Hollywood-Filme sind Familien-Entertainment, "Minusch" ist für mich mehr ein Kinderfilm. Was meinen Sie – Familien- oder Kinderfilm?
"Ich kann überhaupt nicht zustimmen, denn ich denke, Erwachsene können an dem Film genauso viel Freude haben. Kinder mögen sicher mehr die Geschichte und die Bilder, ihre Eltern haben mehr Spaß an den komischen Katzen-Dialogen und der Liebesgeschichte. Am besten ist es, diesen Film in einem vollbesetzten Kino mit Erwachsenen und Kindern zu sehen, dann kann man beide Formen der Reaktionen hören."

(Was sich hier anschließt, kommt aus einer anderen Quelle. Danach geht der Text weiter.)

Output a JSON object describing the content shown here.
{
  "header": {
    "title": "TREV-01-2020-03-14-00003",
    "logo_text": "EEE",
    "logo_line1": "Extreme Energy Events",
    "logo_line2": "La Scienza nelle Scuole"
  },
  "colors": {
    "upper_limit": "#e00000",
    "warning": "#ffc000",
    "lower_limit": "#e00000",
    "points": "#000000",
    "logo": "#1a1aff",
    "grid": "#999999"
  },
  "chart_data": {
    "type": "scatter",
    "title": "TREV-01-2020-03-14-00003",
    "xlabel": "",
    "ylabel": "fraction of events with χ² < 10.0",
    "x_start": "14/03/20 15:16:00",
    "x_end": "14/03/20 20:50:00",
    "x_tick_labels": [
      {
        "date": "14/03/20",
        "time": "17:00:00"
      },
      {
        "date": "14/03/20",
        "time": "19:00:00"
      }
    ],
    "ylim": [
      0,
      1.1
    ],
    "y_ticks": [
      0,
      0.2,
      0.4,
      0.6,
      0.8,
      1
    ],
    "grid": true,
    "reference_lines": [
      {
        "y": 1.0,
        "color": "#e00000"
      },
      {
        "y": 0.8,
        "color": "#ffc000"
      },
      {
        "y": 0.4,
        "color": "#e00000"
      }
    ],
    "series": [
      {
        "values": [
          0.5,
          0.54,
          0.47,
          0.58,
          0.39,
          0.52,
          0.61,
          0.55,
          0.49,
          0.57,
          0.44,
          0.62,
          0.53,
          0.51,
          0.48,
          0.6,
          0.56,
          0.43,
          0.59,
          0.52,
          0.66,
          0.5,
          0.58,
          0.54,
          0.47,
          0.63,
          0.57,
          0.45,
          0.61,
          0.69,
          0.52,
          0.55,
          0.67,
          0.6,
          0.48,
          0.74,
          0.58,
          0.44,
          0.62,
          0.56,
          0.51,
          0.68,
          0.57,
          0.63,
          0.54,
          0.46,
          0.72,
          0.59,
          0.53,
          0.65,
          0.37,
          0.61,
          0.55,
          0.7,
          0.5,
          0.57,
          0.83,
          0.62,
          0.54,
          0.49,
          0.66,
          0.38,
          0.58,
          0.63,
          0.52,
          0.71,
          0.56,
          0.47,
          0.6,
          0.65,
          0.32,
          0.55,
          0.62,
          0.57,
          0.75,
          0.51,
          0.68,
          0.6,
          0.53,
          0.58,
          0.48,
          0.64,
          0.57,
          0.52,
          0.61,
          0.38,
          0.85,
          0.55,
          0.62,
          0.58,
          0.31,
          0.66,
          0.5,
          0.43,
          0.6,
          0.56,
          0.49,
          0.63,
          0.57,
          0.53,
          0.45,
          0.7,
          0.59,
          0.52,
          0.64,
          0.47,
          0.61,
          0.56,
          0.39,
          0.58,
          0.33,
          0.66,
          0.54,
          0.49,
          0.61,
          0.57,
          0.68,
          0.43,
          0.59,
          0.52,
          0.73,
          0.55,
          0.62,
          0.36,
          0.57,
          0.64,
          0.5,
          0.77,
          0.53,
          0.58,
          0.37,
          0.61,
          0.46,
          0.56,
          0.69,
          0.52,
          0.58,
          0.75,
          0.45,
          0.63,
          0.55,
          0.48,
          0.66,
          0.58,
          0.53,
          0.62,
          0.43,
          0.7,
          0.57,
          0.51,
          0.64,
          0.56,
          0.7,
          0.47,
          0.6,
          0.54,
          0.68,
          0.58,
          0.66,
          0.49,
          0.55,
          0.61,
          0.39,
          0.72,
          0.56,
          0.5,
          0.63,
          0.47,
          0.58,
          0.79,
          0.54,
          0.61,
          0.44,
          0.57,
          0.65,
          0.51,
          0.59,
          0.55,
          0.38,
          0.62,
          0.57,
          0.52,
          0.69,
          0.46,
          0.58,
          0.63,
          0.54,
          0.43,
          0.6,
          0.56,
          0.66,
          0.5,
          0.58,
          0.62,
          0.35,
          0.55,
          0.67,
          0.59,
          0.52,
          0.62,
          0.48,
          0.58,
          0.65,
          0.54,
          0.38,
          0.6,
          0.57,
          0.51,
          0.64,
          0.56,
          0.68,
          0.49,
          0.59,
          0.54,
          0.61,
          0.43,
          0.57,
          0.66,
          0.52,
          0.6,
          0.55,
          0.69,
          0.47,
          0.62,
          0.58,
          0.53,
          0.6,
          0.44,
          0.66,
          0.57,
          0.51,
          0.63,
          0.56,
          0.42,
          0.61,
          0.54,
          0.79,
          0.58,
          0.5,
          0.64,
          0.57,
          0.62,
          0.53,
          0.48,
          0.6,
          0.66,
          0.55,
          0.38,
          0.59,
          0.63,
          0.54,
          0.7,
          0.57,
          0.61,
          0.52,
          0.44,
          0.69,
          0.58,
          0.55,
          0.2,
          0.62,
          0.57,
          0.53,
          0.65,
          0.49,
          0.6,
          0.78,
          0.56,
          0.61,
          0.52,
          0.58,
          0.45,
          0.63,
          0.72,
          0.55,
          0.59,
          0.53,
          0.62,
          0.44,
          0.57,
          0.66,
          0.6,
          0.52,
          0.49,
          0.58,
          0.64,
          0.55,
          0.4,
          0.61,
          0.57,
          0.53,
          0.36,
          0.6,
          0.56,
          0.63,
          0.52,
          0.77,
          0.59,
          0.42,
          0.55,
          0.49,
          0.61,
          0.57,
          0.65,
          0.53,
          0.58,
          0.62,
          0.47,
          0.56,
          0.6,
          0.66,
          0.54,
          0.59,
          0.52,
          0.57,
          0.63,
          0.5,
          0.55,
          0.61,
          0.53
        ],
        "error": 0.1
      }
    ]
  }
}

Es gibt eine Szene in Ihrem Film, die ich mehr als alle anderen schätze: Der Reporter Tibbe sitzt vor seinem Laptop und der Bildschirm ist weiß und leer. Dann beginnt er zu schreiben, aber nach ein paar Worten hält er inne und löscht alle Buchstaben. Für alle Leute, die vor einem Computer sitzen und schreiben, ist dies eine ganz bekannte Situation. Und es ist die moderne Variante einer klassischen Szene: Eine Person sitzt vor der Schreibmaschine, das Blatt Papier ist leer, sie beginnt zu schreiben, aber nach ein paar Worten zieht sie das Papier wieder heraus und zerknüllt es ...
"Dankeschön. Wir haben zuerst daran gedacht, dass Tibbe den Laptop in die Ecke schmeißt, aber das konnte er nicht tun, es wäre auch viel zu teuer geworden. Ein bisschen ist es so, als würde man nach einem Streit den Hörer aufs Telefon knallen. Das ist eine Szene, die wir hunderte von Malen in Filmen gesehen haben, aber wie soll man das mit einem Handy machen? Wie kann man die Beenden-Taste wütend drücken? Wir müssen wohl auf neue Filme warten, um es herauszufinden."